Les ponts cross-chain constituent une infrastructure essentielle reliant les écosystèmes multichaînes, et l’amélioration de leur sécurité façonnera directement l’avenir de l’interopérabilité Web3. La véritable leçon de l’incident Hyperbridge ne réside pas dans la perte de 237 000 $, mais dans la démonstration presque absurde d’une vérité fondamentale de la sécurité cross-chain : le pouvoir destructeur d’une vulnérabilité dépend moins de l’ambition de l’attaquant que du sérieux avec lequel la conception du système respecte ses propres hypothèses de sécurité.

Résumé

La vulnérabilité de relecture de preuve MMR sur le pont cross-chain Hyperbridge a mis en évidence une faille logique majeure dans la vérification des protocoles inter-chaînes : l’absence de liaison entre requêtes et preuves. En exploitant cette faille, l’attaquant a minté un milliard de DOT bridgés, mais n’a pu en retirer qu’environ 237 000 $ en raison d’une grave pénurie de liquidité sur Ethereum. L’événement n’a pas affecté la chaîne native Polkadot, mais il souligne la fragilité structurelle des actifs bridgés, tant en matière d’audit de sécurité que de profondeur de liquidité. Les attaques sur les ponts inter-chaînes se sont poursuivies en 2026, et le secteur doit relever ses standards de sécurité sur trois axes : mécanismes de vérification liés, gestion des privilèges minimisée et vérification formelle de la sécurité.

Foire aux questions

Q : Le milliard de DOT mintés lors de l’attaque Hyperbridge va-t-il affecter l’offre totale de DOT natifs sur Polkadot ?

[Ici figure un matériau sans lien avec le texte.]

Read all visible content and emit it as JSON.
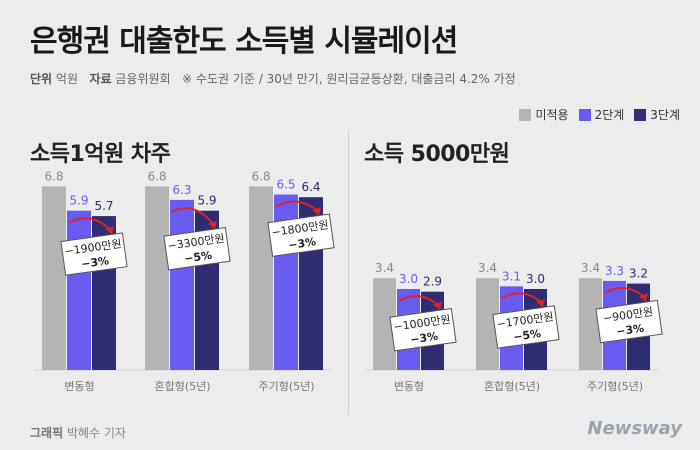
{
  "title": "은행권 대출한도 소득별 시뮬레이션",
  "subline": {
    "unit_label": "단위",
    "unit_value": "억원",
    "source_label": "자료",
    "source_value": "금융위원회",
    "note": "※ 수도권 기준 / 30년 만기, 원리금균등상환, 대출금리 4.2% 가정"
  },
  "legend": [
    {
      "name": "미적용",
      "color": "#b4b4b4"
    },
    {
      "name": "2단계",
      "color": "#6a5cf0"
    },
    {
      "name": "3단계",
      "color": "#2e2d73"
    }
  ],
  "footer": {
    "credit_label": "그래픽",
    "credit_name": "박혜수 기자",
    "brand": "Newsway"
  },
  "chart_data": [
    {
      "type": "bar",
      "title": "소득1억원 차주",
      "categories": [
        "변동형",
        "혼합형(5년)",
        "주기형(5년)"
      ],
      "series": [
        {
          "name": "미적용",
          "values": [
            6.8,
            6.8,
            6.8
          ]
        },
        {
          "name": "2단계",
          "values": [
            5.9,
            6.3,
            6.5
          ]
        },
        {
          "name": "3단계",
          "values": [
            5.7,
            5.9,
            6.4
          ]
        }
      ],
      "annotations": [
        {
          "amount": "−1900만원",
          "pct": "−3%"
        },
        {
          "amount": "−3300만원",
          "pct": "−5%"
        },
        {
          "amount": "−1800만원",
          "pct": "−3%"
        }
      ]
    },
    {
      "type": "bar",
      "title": "소득 5000만원",
      "categories": [
        "변동형",
        "혼합형(5년)",
        "주기형(5년)"
      ],
      "series": [
        {
          "name": "미적용",
          "values": [
            3.4,
            3.4,
            3.4
          ]
        },
        {
          "name": "2단계",
          "values": [
            3.0,
            3.1,
            3.3
          ]
        },
        {
          "name": "3단계",
          "values": [
            2.9,
            3.0,
            3.2
          ]
        }
      ],
      "annotations": [
        {
          "amount": "−1000만원",
          "pct": "−3%"
        },
        {
          "amount": "−1700만원",
          "pct": "−5%"
        },
        {
          "amount": "−900만원",
          "pct": "−3%"
        }
      ]
    }
  ]
}
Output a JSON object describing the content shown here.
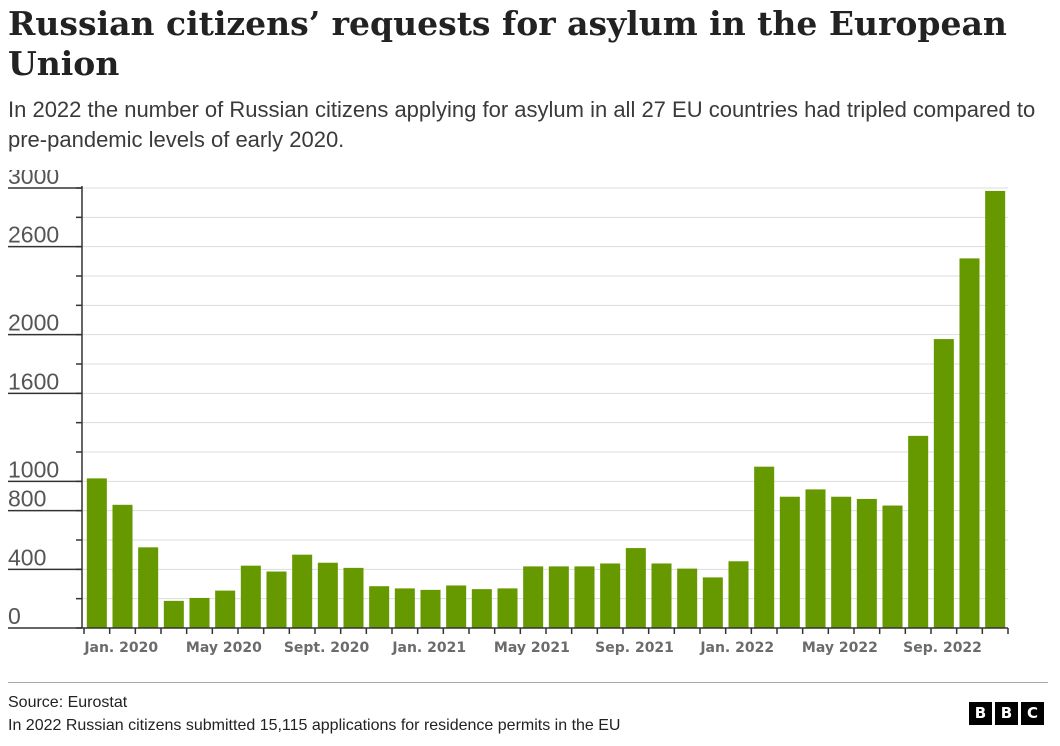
{
  "title": "Russian citizens’ requests for asylum in the European Union",
  "subtitle": "In 2022 the number of Russian citizens applying for asylum in all 27 EU countries had tripled compared to pre-pandemic levels of early 2020.",
  "footer": {
    "source": "Source: Eurostat",
    "note": "In 2022 Russian citizens submitted 15,115 applications for residence permits in the EU"
  },
  "logo": {
    "letters": [
      "B",
      "B",
      "C"
    ]
  },
  "colors": {
    "bar": "#669900",
    "grid": "#dddddd",
    "axis": "#333333"
  },
  "chart_data": {
    "type": "bar",
    "categories": [
      "Jan. 2020",
      "Feb. 2020",
      "Mar. 2020",
      "Apr. 2020",
      "May 2020",
      "Jun. 2020",
      "Jul. 2020",
      "Aug. 2020",
      "Sept. 2020",
      "Oct. 2020",
      "Nov. 2020",
      "Dec. 2020",
      "Jan. 2021",
      "Feb. 2021",
      "Mar. 2021",
      "Apr. 2021",
      "May 2021",
      "Jun. 2021",
      "Jul. 2021",
      "Aug. 2021",
      "Sep. 2021",
      "Oct. 2021",
      "Nov. 2021",
      "Dec. 2021",
      "Jan. 2022",
      "Feb. 2022",
      "Mar. 2022",
      "Apr. 2022",
      "May 2022",
      "Jun. 2022",
      "Jul. 2022",
      "Aug. 2022",
      "Sep. 2022",
      "Oct. 2022",
      "Nov. 2022",
      "Dec. 2022"
    ],
    "values": [
      1020,
      840,
      550,
      185,
      205,
      255,
      425,
      385,
      500,
      445,
      410,
      285,
      270,
      260,
      290,
      265,
      270,
      420,
      420,
      420,
      440,
      545,
      440,
      405,
      345,
      455,
      1100,
      895,
      945,
      895,
      880,
      835,
      1310,
      1970,
      2520,
      2980
    ],
    "tick_labels": [
      "Jan. 2020",
      "May 2020",
      "Sept. 2020",
      "Jan. 2021",
      "May 2021",
      "Sep. 2021",
      "Jan. 2022",
      "May 2022",
      "Sep. 2022"
    ],
    "tick_label_indices": [
      0,
      4,
      8,
      12,
      16,
      20,
      24,
      28,
      32
    ],
    "y_ticks": [
      0,
      400,
      800,
      1000,
      1600,
      2000,
      2600,
      3000
    ],
    "ylim": [
      0,
      3000
    ],
    "grid": true,
    "legend": "none"
  }
}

R : Non. Les tokens mintés étaient des DOT bridgés déployés sur Ethereum par Hyperbridge, soit des actifs encapsulés, et non des DOT natifs sur la chaîne principale Polkadot. L’offre totale et la sécurité des DOT natifs de Polkadot restent entièrement inchangées.

Q : Pourquoi l’attaquant n’a-t-il retiré que 237 000 $ au lieu de la valeur nominale d’un milliard de DOT ?

R : La principale raison est l’extrême faiblesse de la liquidité on-chain pour les DOT bridgés sur Ethereum. Lors de la vente du milliard de tokens, une forte glissade de prix a fait passer le cours de 1,22 $ à quasiment zéro, rendant la quasi-totalité des nouveaux tokens invendables.

Q : Qu’est-ce qu’une vulnérabilité de relecture de preuve MMR ?

R : MMR (Merkle Mountain Range) est une variante de l’arbre de Merkle couramment utilisée pour la vérification des light clients blockchain. Dans cet incident, le problème central était que le contrat HandlerV1 d’Hyperbridge n’associait pas preuve et requête lors de la vérification, permettant à l’attaquant de rejouer des preuves historiques valides et de les coupler à de nouvelles requêtes falsifiées pour contourner la validation et obtenir des privilèges d’administration.

Q : Pourquoi les ponts cross-chain sont-ils des cibles fréquentes d’attaques ?

R : Les ponts inter-chaînes détiennent des privilèges de gestion sur les contrats de tokens. Si le mécanisme de vérification échoue, les attaquants peuvent obtenir des droits de mint illimités ou de vol d’actifs. Les ponts impliquent des smart contracts sur plusieurs chaînes et la coordination avec des composants hors chaîne, ce qui élargit considérablement la surface d’attaque par rapport aux protocoles monochaines, en faisant des cibles privilégiées pour les hackers.

Q : Comment les détenteurs de DOT bridgés doivent-ils évaluer leur risque ?

R : Les détenteurs d’actifs bridgés doivent comprendre que les risques proviennent non seulement de la chaîne principale sous-jacente, mais aussi de la sécurité contractuelle de l’infrastructure de pont. Il est recommandé de bien s’informer sur l’historique d’audit du protocole de pont, les volumes d’actifs verrouillés et les incidents de sécurité passés avant de participer à la fourniture de liquidité ou de détenir des actifs bridgés.